A force in torque, converted to Newtons, and lengths converted to centimeters, with a cross-sectional area of 2"(this is a random guess) and the Young's Modulus for cast iron, I figure at 4500RPMs at peak torque the rod would stretch about 2.85*10^-8 inches. Or, .0000000285 inches.

Errors that can arrise in my equations used to figrue this out:
Rod cross-sectional area
Ignition timing on this engine @ 4500rpms

My stocker headgasket I just pulled out measures juuust over .060" on my digital caliper. Probably 060" compressed if I have to guess. So does that mean we have an extra .062" between actual valves and pistons with it in place with a .010" deck? Are we doing the calcs with the gasket figured in?

Im pretty sure its at 7000 when the rod is stretching more. I only know that the general rule is .030 quench area for lower RPM motors,and .040 for higher RPM. God knows I don't remember where I read this or if its true but yeah, thats what im going on. Besides, its the only way I can figure for people bending valves at high RPM when the belt breaks, yet most everyone else has no problems.

Im sure there are other factors as well.

Head gasket I believe is .040. .052 is what the machine shop told me was the clearance I think. Never have doublechecked this though since I dont have a motor here to test with.

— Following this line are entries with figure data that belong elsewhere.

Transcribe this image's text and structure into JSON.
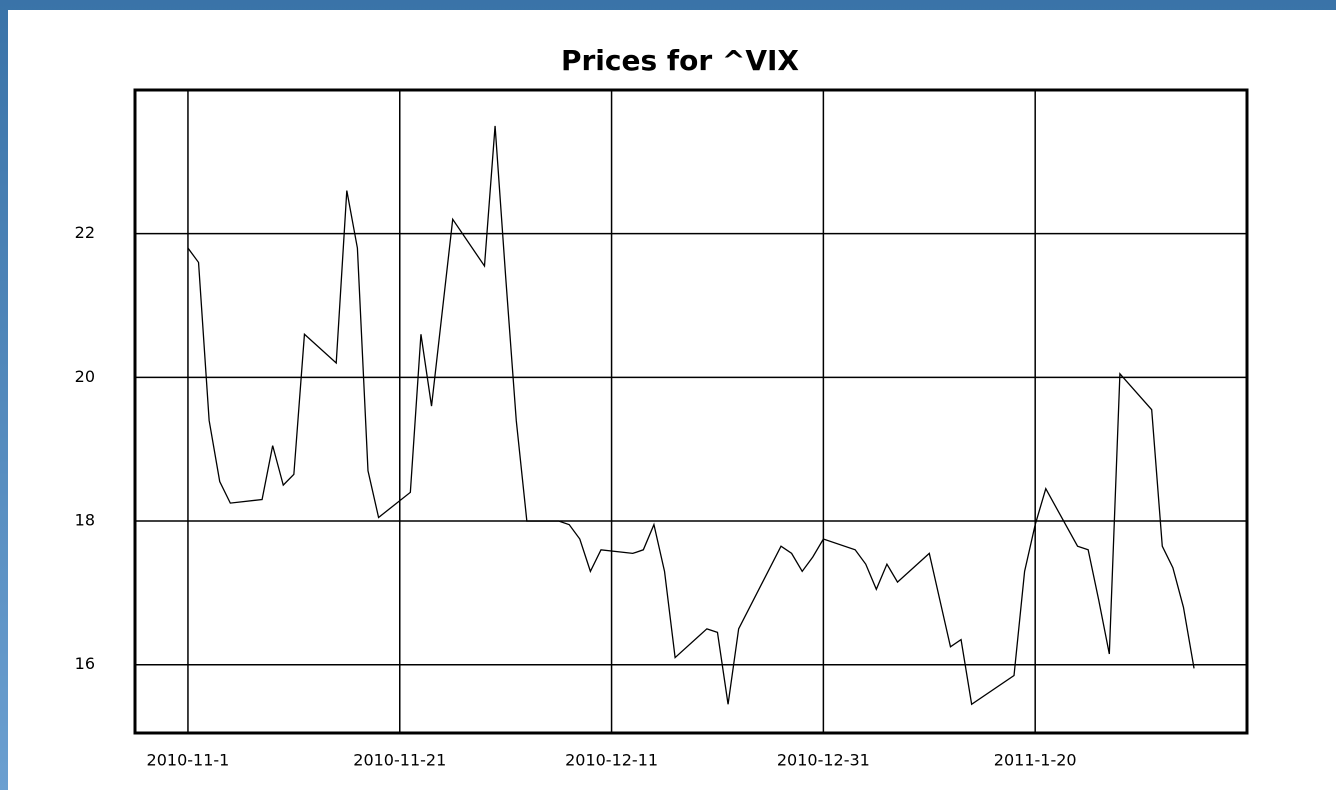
{
  "chart_data": {
    "type": "line",
    "title": "Prices for ^VIX",
    "x": [
      "2010-11-01",
      "2010-11-02",
      "2010-11-03",
      "2010-11-04",
      "2010-11-05",
      "2010-11-08",
      "2010-11-09",
      "2010-11-10",
      "2010-11-11",
      "2010-11-12",
      "2010-11-15",
      "2010-11-16",
      "2010-11-17",
      "2010-11-18",
      "2010-11-19",
      "2010-11-22",
      "2010-11-23",
      "2010-11-24",
      "2010-11-26",
      "2010-11-29",
      "2010-11-30",
      "2010-12-01",
      "2010-12-02",
      "2010-12-03",
      "2010-12-06",
      "2010-12-07",
      "2010-12-08",
      "2010-12-09",
      "2010-12-10",
      "2010-12-13",
      "2010-12-14",
      "2010-12-15",
      "2010-12-16",
      "2010-12-17",
      "2010-12-20",
      "2010-12-21",
      "2010-12-22",
      "2010-12-23",
      "2010-12-27",
      "2010-12-28",
      "2010-12-29",
      "2010-12-30",
      "2010-12-31",
      "2011-01-03",
      "2011-01-04",
      "2011-01-05",
      "2011-01-06",
      "2011-01-07",
      "2011-01-10",
      "2011-01-11",
      "2011-01-12",
      "2011-01-13",
      "2011-01-14",
      "2011-01-18",
      "2011-01-19",
      "2011-01-20",
      "2011-01-21",
      "2011-01-24",
      "2011-01-25",
      "2011-01-26",
      "2011-01-27",
      "2011-01-28",
      "2011-01-31",
      "2011-02-01",
      "2011-02-02",
      "2011-02-03",
      "2011-02-04"
    ],
    "series": [
      {
        "name": "^VIX",
        "color": "#000000",
        "values": [
          21.8,
          21.6,
          19.4,
          18.55,
          18.25,
          18.3,
          19.05,
          18.5,
          18.65,
          20.6,
          20.2,
          22.6,
          21.8,
          18.7,
          18.05,
          18.4,
          20.6,
          19.6,
          22.2,
          21.55,
          23.5,
          21.4,
          19.4,
          18.0,
          18.0,
          17.95,
          17.75,
          17.3,
          17.6,
          17.55,
          17.6,
          17.95,
          17.3,
          16.1,
          16.5,
          16.45,
          15.45,
          16.5,
          17.65,
          17.55,
          17.3,
          17.5,
          17.75,
          17.6,
          17.4,
          17.05,
          17.4,
          17.15,
          17.55,
          16.9,
          16.25,
          16.35,
          15.45,
          15.85,
          17.3,
          17.95,
          18.45,
          17.65,
          17.6,
          16.9,
          16.15,
          20.05,
          19.55,
          17.65,
          17.35,
          16.8,
          15.95
        ]
      }
    ],
    "xlim": [
      "2010-10-27",
      "2011-02-09"
    ],
    "xticks": [
      {
        "value": "2010-11-01",
        "label": "2010-11-1"
      },
      {
        "value": "2010-11-21",
        "label": "2010-11-21"
      },
      {
        "value": "2010-12-11",
        "label": "2010-12-11"
      },
      {
        "value": "2010-12-31",
        "label": "2010-12-31"
      },
      {
        "value": "2011-01-20",
        "label": "2011-1-20"
      }
    ],
    "ylim": [
      15.05,
      24.0
    ],
    "yticks": [
      16,
      18,
      20,
      22
    ],
    "grid": true
  }
}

don't mean to hijack but it is related to the thread somewhat. i have my heads at the machine shop getting the checked out and the guy said if they are warped he can take 5 thousandths off of it and make it right again if need be. i told him they are interference heads(96-97) he said it is a gimick by gm to get people to buy neww heads and they should be fine with 5 thousandths removed if need be.

what do u guys think?

Its possible. I never understood why 96-97 was interference since the valve reliefs are still there. Again, we need to really check the clearances to know for sure.